Photo credit: John O’Neill licensed under CC BY-SA 3.0

by Judy Ellis

I have lived in Florida for over 40 years.  The three main sources of noise I have noticed living in St. Petersburg are “boom cars,” loud parties, and downtown bars and restaurants disturbing nearby waterfront condominiums.

Boom cars have been fading away. This is probably due less to the passing of local and state laws than it is to the fad itself losing popularity. All the installation businesses have closed down. And while there are still a few boomers out there, you rarely hear them. The state law limiting noise from cars to 25 feet was struck down by the state supreme court in 2012 because it was not uniformly applied–it was only reinstated a year ago with the correct language. In the interim, however, St. Petersburg passed its own 25 foot law and instead of the usual $116 traffic ticket fine levied $218–a better deterrent but still far below what a lot of other cities impose.

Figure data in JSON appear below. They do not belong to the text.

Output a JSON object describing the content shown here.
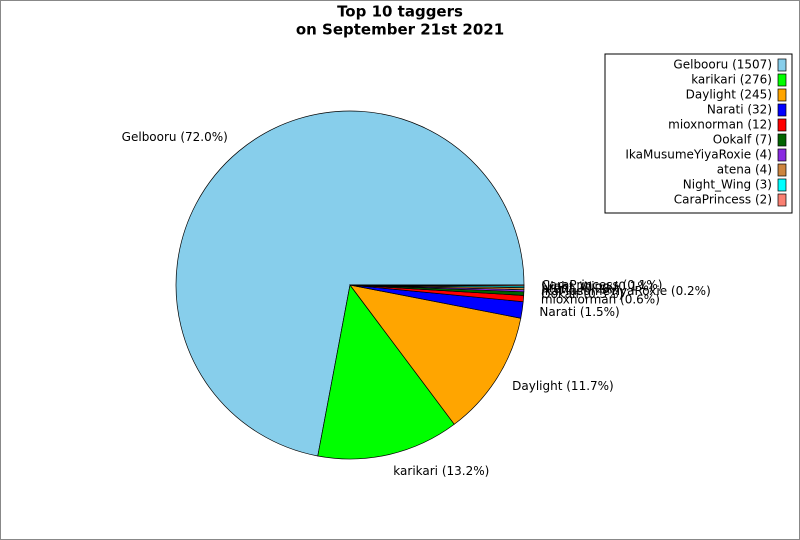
{
  "chart_data": {
    "type": "pie",
    "title": [
      "Top 10 taggers",
      "on September 21st 2021"
    ],
    "categories": [
      "Gelbooru",
      "karikari",
      "Daylight",
      "Narati",
      "mioxnorman",
      "Ookalf",
      "IkaMusumeYiyaRoxie",
      "atena",
      "Night_Wing",
      "CaraPrincess"
    ],
    "values": [
      1507,
      276,
      245,
      32,
      12,
      7,
      4,
      4,
      3,
      2
    ],
    "legend_labels": [
      "Gelbooru (1507)",
      "karikari (276)",
      "Daylight (245)",
      "Narati (32)",
      "mioxnorman (12)",
      "Ookalf (7)",
      "IkaMusumeYiyaRoxie (4)",
      "atena (4)",
      "Night_Wing (3)",
      "CaraPrincess (2)"
    ],
    "value_labels": [
      "Gelbooru (72.0%)",
      "karikari (13.2%)",
      "Daylight (11.7%)",
      "Narati (1.5%)",
      "mioxnorman (0.6%)",
      "Ookalf (0.3%)",
      "IkaMusumeYiyaRoxie (0.2%)",
      "atena (0.2%)",
      "Night_Wing (0.1%)",
      "CaraPrincess (0.1%)"
    ],
    "colors": [
      "#87ceeb",
      "#00ff00",
      "#ffa500",
      "#0000ff",
      "#ff0000",
      "#006400",
      "#8a2be2",
      "#cd853f",
      "#00ffff",
      "#fa8072"
    ],
    "legend": "upper right"
  }
}
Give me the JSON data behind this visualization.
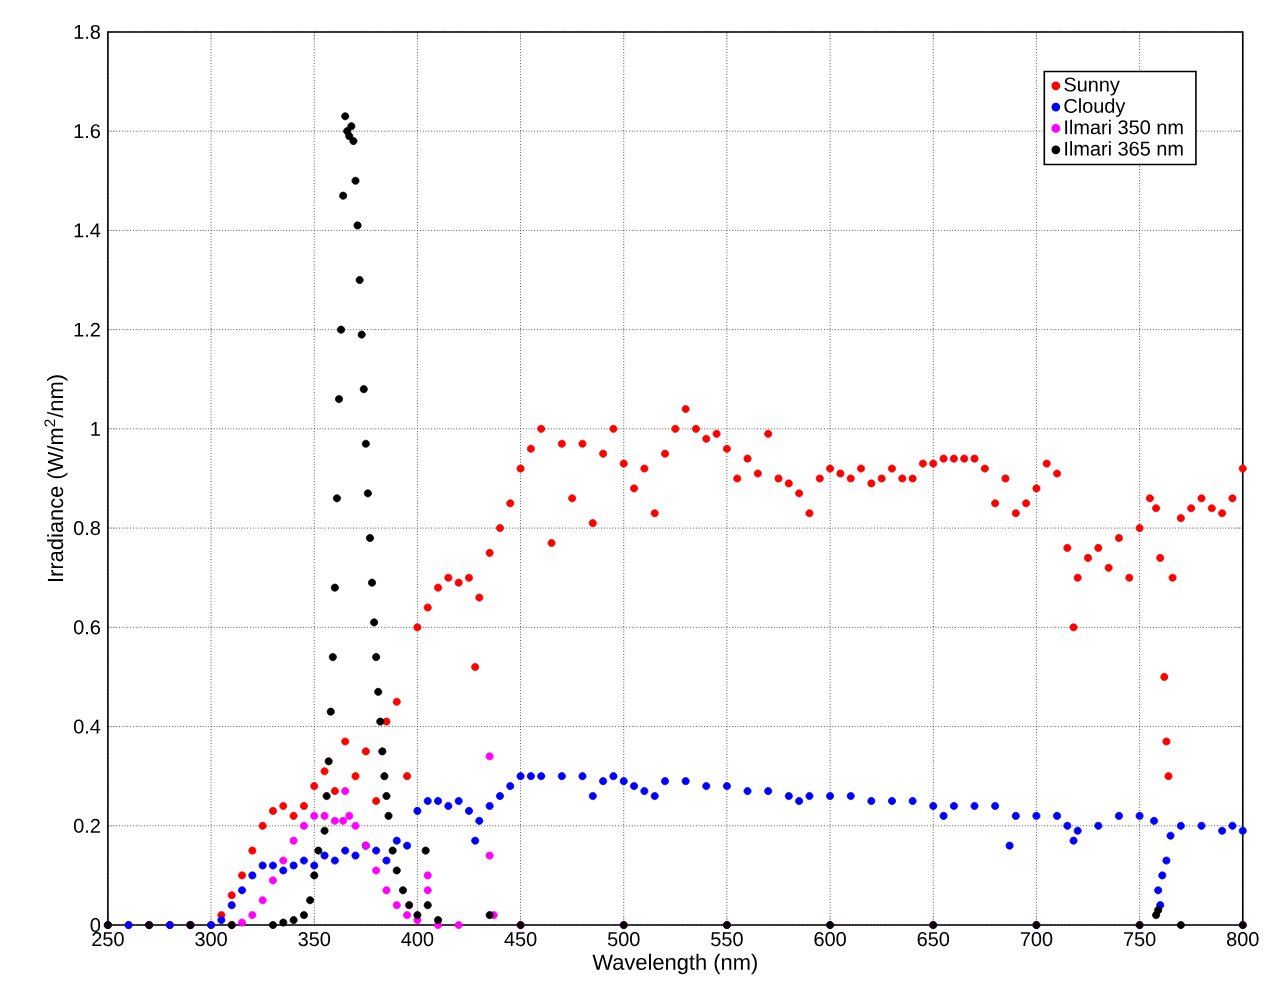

Loud parties in residences have been an ongoing source of noise complaints largely because it is very hard to explain St. Petersburg noise ordinance to the call takers answering the police department’s non-emergency phone number. The ordinance bans loud noise in residential areas from 11 p.m. to 8 a.m. and also sets limits on the distance the noise can be heard–500 feet during the day and 200 feet at  night. As a result, when a complainant called in requesting an officer visit a house with a loud party at 9 p.m., the call taker would often reply that the noise ordinance doesn’t start until 11 p.m. But the noise ordinance clearly states that it is “unlawful for any person to make, continue or cause to be made or continued any noise disturbance or any loud and raucous noise within the limits of the City.”

My work with the supervisor of the call takers has resulted in a much better response to noise complaints, but every time there is a new hire we have to train them on how to handle noise complaints. And, importantly, cadets at our local police academy, which serves the entire state, do not get training in noise complaints. Noise complaints, sadly, are considered less a violation of the law and more of a “nuisance.”

The owners of expensive high-rise condos on our waterfront made their voices heard before the city council several years ago and insisted that the deafening music from the bars and restaurants be controlled. Due to their efforts, our new noise ordinance requires that bars keep their doors closed and also forbids the use of outside speakers blaring music, which had been used to lure in customers. You can now stroll along Central Avenue on a Friday or Saturday night and not be deafened.

Judy Ellis is a retired paralegal who was born and raised in New York and moved to Florida about 40 years ago. Her experience with civil litigation gave her the tools to work with local and state governments and agencies in her quest to lower the noise levels in her community.  She focused on car stereos, so-called “boom cars,” with considerable success, and on leaf blowers, with no success.